In the absence of a provision in the constitution of Italy for its own amendment, the parliament has assumed the prerogative of amending it at will, and apparently according to the ordinary process of legislation. So far as the amending power is concerned the constitution of France also is flexible, changes being made by the parliament meeting at Versailles in joint assembly of the two chambers after they have by separate resolutions at Paris declared in favor of amendment.

Most constitutions are rigid in the sense that they are amendable only by a different procedure than that by Which ordinary laws may be altered that is they distinguish clearly between the constituent power and the legislative power, each being exercisable by different organs according to different processes. Generally, the procedure is also much more difficult.

Thus under the constitution of the United States an amendment may be prevented by the vote of one more than one third of the members of either the Senate or the House of Representatives, and when proposed by the two houses may be defeated by the legislatures of one more than one fourth of the states.

Indeed, it would be possible, on account of the great inequality of population of the different states, for one fortieth of the people living in sparsely settled states to prevent an amendment demanded by the other thirty-nine fortieths.

In consequence of this cumbersome and undemocratic system of amendment it has been proposed to substitute a more flexible and democratic procedure under which an amendment might be proposed by a simple majority of the two houses of Congress and ratified by a majority of the voters in a majority of the states, provided the latter were a majority of the total vote cast throughout the country.

Some of the American state constitutions are even more difficult of amendment, and in several of them (e.g., Illinois and Indiana), efforts to change them have rarely succeeded.

Opposing Attitudes in respect to the Sanctity of the Constitution :-

The opinions of political writers regarding the attitude which a people should adopt in respect to their constitution-whether it should be treated as something sacred and therefore left to develop only by natural processes, or whether it should be regarded in the light of all human institutions and should be freely altered from time to time so as to bring it into harmony with new and changed conditions, have naturally varied.

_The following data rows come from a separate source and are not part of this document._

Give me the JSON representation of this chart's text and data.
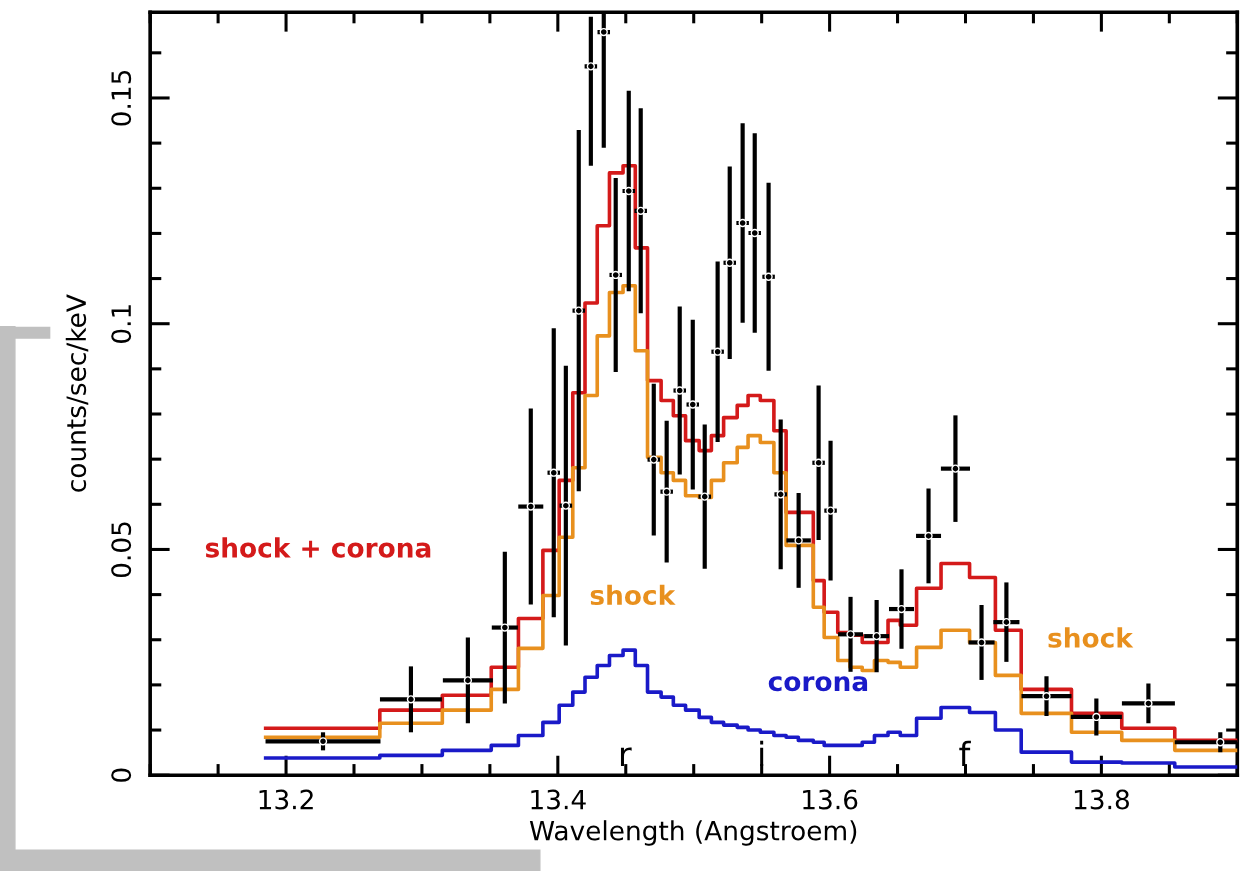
{
  "chart_data": {
    "type": "step",
    "xlabel": "Wavelength (Angstroem)",
    "ylabel": "counts/sec/keV",
    "xlim": [
      13.1,
      13.9
    ],
    "ylim": [
      0,
      0.169
    ],
    "xticks": [
      13.2,
      13.4,
      13.6,
      13.8
    ],
    "yticks": [
      0,
      0.05,
      0.1,
      0.15
    ],
    "grid": false,
    "legend": false,
    "line_style": "solid",
    "marker": "none",
    "series": [
      {
        "name": "shock + corona",
        "color": "#d41a1a",
        "x": [
          13.185,
          13.269,
          13.315,
          13.351,
          13.371,
          13.389,
          13.401,
          13.411,
          13.42,
          13.429,
          13.438,
          13.448,
          13.457,
          13.466,
          13.476,
          13.485,
          13.494,
          13.504,
          13.513,
          13.522,
          13.532,
          13.54,
          13.549,
          13.559,
          13.568,
          13.577,
          13.588,
          13.596,
          13.606,
          13.615,
          13.624,
          13.633,
          13.643,
          13.652,
          13.664,
          13.682,
          13.703,
          13.722,
          13.741,
          13.778,
          13.815,
          13.854,
          13.9
        ],
        "values": [
          0.0104,
          0.0144,
          0.0177,
          0.0239,
          0.0347,
          0.0498,
          0.0653,
          0.0847,
          0.1046,
          0.1217,
          0.1334,
          0.135,
          0.1168,
          0.0874,
          0.083,
          0.0796,
          0.0741,
          0.0719,
          0.0752,
          0.0792,
          0.0819,
          0.0841,
          0.083,
          0.0763,
          0.0582,
          0.0582,
          0.0431,
          0.0361,
          0.0316,
          0.031,
          0.0294,
          0.0294,
          0.0343,
          0.0332,
          0.0414,
          0.0469,
          0.0438,
          0.0321,
          0.019,
          0.0137,
          0.0104,
          0.0077,
          0.0077
        ]
      },
      {
        "name": "shock",
        "color": "#e8901e",
        "x": [
          13.185,
          13.269,
          13.315,
          13.351,
          13.371,
          13.389,
          13.401,
          13.411,
          13.42,
          13.429,
          13.438,
          13.448,
          13.457,
          13.466,
          13.476,
          13.485,
          13.494,
          13.504,
          13.513,
          13.522,
          13.532,
          13.54,
          13.549,
          13.559,
          13.568,
          13.577,
          13.588,
          13.596,
          13.606,
          13.615,
          13.624,
          13.633,
          13.643,
          13.652,
          13.664,
          13.682,
          13.703,
          13.722,
          13.741,
          13.778,
          13.815,
          13.854,
          13.9
        ],
        "values": [
          0.0084,
          0.0115,
          0.0144,
          0.019,
          0.0281,
          0.0398,
          0.0527,
          0.0681,
          0.0841,
          0.0973,
          0.1069,
          0.1084,
          0.094,
          0.0704,
          0.067,
          0.0653,
          0.0619,
          0.0615,
          0.0653,
          0.0692,
          0.0726,
          0.0752,
          0.0737,
          0.067,
          0.0509,
          0.0509,
          0.0372,
          0.0305,
          0.0254,
          0.0239,
          0.0232,
          0.0254,
          0.025,
          0.0239,
          0.0283,
          0.0321,
          0.0294,
          0.0221,
          0.0137,
          0.0095,
          0.0077,
          0.0055,
          0.0055
        ]
      },
      {
        "name": "corona",
        "color": "#1a1ac8",
        "x": [
          13.185,
          13.269,
          13.315,
          13.351,
          13.371,
          13.389,
          13.401,
          13.411,
          13.42,
          13.429,
          13.438,
          13.448,
          13.457,
          13.466,
          13.476,
          13.485,
          13.494,
          13.504,
          13.513,
          13.522,
          13.532,
          13.54,
          13.549,
          13.559,
          13.568,
          13.577,
          13.588,
          13.596,
          13.606,
          13.615,
          13.624,
          13.633,
          13.643,
          13.652,
          13.664,
          13.682,
          13.703,
          13.722,
          13.741,
          13.778,
          13.815,
          13.854,
          13.9
        ],
        "values": [
          0.0038,
          0.0044,
          0.0055,
          0.0066,
          0.0088,
          0.0117,
          0.0155,
          0.0184,
          0.0217,
          0.0243,
          0.0265,
          0.0277,
          0.0243,
          0.0184,
          0.0173,
          0.0155,
          0.0144,
          0.0128,
          0.0117,
          0.0111,
          0.0106,
          0.01,
          0.0095,
          0.0088,
          0.0084,
          0.0077,
          0.0073,
          0.0066,
          0.0066,
          0.0066,
          0.0073,
          0.0088,
          0.0095,
          0.0088,
          0.0126,
          0.015,
          0.0139,
          0.01,
          0.0051,
          0.0029,
          0.0027,
          0.0018,
          0.0018
        ]
      },
      {
        "color": "#000000",
        "type": "scatter",
        "x": [
          13.2272,
          13.2919,
          13.3338,
          13.361,
          13.3801,
          13.397,
          13.4059,
          13.4154,
          13.4243,
          13.4338,
          13.4426,
          13.4522,
          13.461,
          13.4706,
          13.4801,
          13.4897,
          13.4993,
          13.5081,
          13.5176,
          13.5265,
          13.536,
          13.5449,
          13.5551,
          13.564,
          13.5772,
          13.5919,
          13.6007,
          13.6154,
          13.6346,
          13.6529,
          13.6728,
          13.6926,
          13.7118,
          13.7301,
          13.7596,
          13.7963,
          13.8346,
          13.8875
        ],
        "values": [
          0.0075,
          0.0168,
          0.021,
          0.0327,
          0.0595,
          0.067,
          0.0597,
          0.1029,
          0.157,
          0.1646,
          0.1108,
          0.1294,
          0.125,
          0.0699,
          0.0628,
          0.0852,
          0.0821,
          0.0617,
          0.0938,
          0.1135,
          0.1223,
          0.1201,
          0.1104,
          0.0622,
          0.052,
          0.0692,
          0.0586,
          0.0312,
          0.0308,
          0.0368,
          0.053,
          0.0679,
          0.0294,
          0.0339,
          0.0175,
          0.0129,
          0.0159,
          0.0073
        ],
        "errors": [
          0.002,
          0.0073,
          0.0095,
          0.0168,
          0.0217,
          0.032,
          0.031,
          0.04,
          [
            0.135,
            0.168
          ],
          [
            0.139,
            0.1686
          ],
          0.0215,
          0.0222,
          0.0227,
          0.0168,
          0.0157,
          0.0186,
          0.0188,
          0.016,
          0.02,
          0.0213,
          0.0221,
          0.0221,
          0.0208,
          0.0166,
          0.0105,
          0.0171,
          0.0155,
          0.0083,
          0.008,
          0.0088,
          0.0105,
          0.0118,
          0.0083,
          0.0088,
          0.0044,
          0.0041,
          0.0044,
          0.0022
        ],
        "xerrors": [
          0.0423,
          0.0228,
          0.0184,
          0.0096,
          0.0092,
          0.0046,
          0.0046,
          0.0046,
          0.0046,
          0.0046,
          0.0046,
          0.0046,
          0.0046,
          0.0046,
          0.0046,
          0.0046,
          0.0046,
          0.0046,
          0.0046,
          0.0046,
          0.0046,
          0.0046,
          0.0046,
          0.0046,
          0.009,
          0.0046,
          0.0046,
          0.0092,
          0.0092,
          0.0092,
          0.0092,
          0.0107,
          0.0096,
          0.0096,
          0.0184,
          0.0188,
          0.0195,
          [
            13.854,
            13.9
          ]
        ]
      }
    ],
    "annotations": [
      "shock",
      "r",
      "i",
      "f"
    ]
  }
}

The political philosophy of Edmund Burke represented the former view. In his Reflections on the French Revolution he maintained that the constitution is an entailed inheritance, a trust to be administered by those who inherit it, it is therefore sacrilegious to touch it with violent hands as the French architects of ruin had done in the case of their own constitution.

The path of happiness for both men and nations, he said, does not lie through sweeping innovation but in revering and doing justice to the past. So extreme a view of the sanctity of the Constitution finds few supporters to-day, but even in the United States there are some who deplore the modern tendency to regard constitutions in a spirit which they consider as irreverent.

But with the passing of time the view of Jefferson has come more and more to be the political philosophy of the mass of the American people and indeed of the democratic peoples of the world generally.

Constitutions, he said, should not be looked upon with sanctimonious reverence like the ark of the covenant, too sacred to be touched. The frequency with which old constitutions are revised or replaced by new ones is evidence enough that the philosophy of Jeiferson rather than that of Burke has triumphed.